« Un manifeste du poids culturel des musiques populaires » par Le Monde de la Musique

Le temps enfoui, le temps retroussé…La nostalgie comme prétexte à s’inventer des émotions au présent. Attention, œuvre de salut public. Comme un manifeste du poids culturel des musiques populaires. Jo Privat, bien sûr, qui ouvre le bal ; et Didi Duprat, dont la guitare fut aussi essentielle au musette de Paris que celle de Freddie Green au swing de Count Basie ; et encore Didier Roussin, l’encyclopédiste activiste qui fut l’âme de ces trois volumes à mettre en joie un congrès de neurasthéniques. Tous trois disparus à quelques semaines d’intervalles et dont la vie plaide pour le futur de cette musique à trois temps qui joue la valse aux étiquettes.
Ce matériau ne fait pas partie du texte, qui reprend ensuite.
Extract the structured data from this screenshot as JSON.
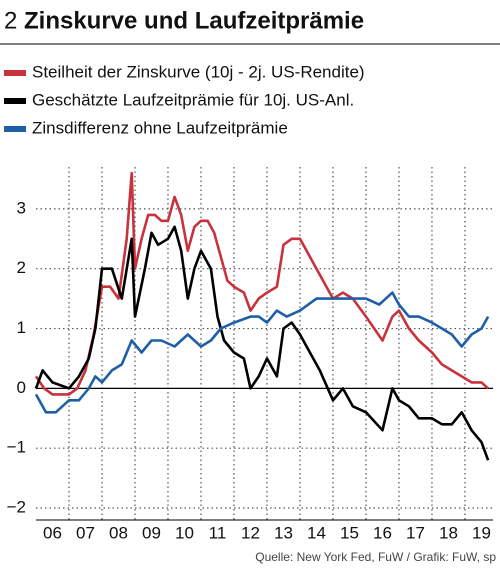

Car il s’agit aussi bel et bien de création, de bijoux d’arrangements (Les Nocturnes, Titine), de virtuosité ahurissante (Martin O’Connor dans Indifférence, Marcel Azzola dans Rue de la Chine), de préhistoire restituée (La valse des barreaux verts), de contrepoints enchanteurs ((Brise Napolitaine, Alhambra), d’humanité sentimentale (Vent d’automne), de nouveaux talents (Eric Bouvelle et Alain Musicchini ébouriffants sur la suite des frères Peguri),de musicalité pure (le duo d’accordéons de Miliana), d’expérimentations (Roger le Vénitien), d’hommages tendres (La Ritale)…Ce vent-là a la douceur fantasmatique d’une peau de pêche en plein hiver.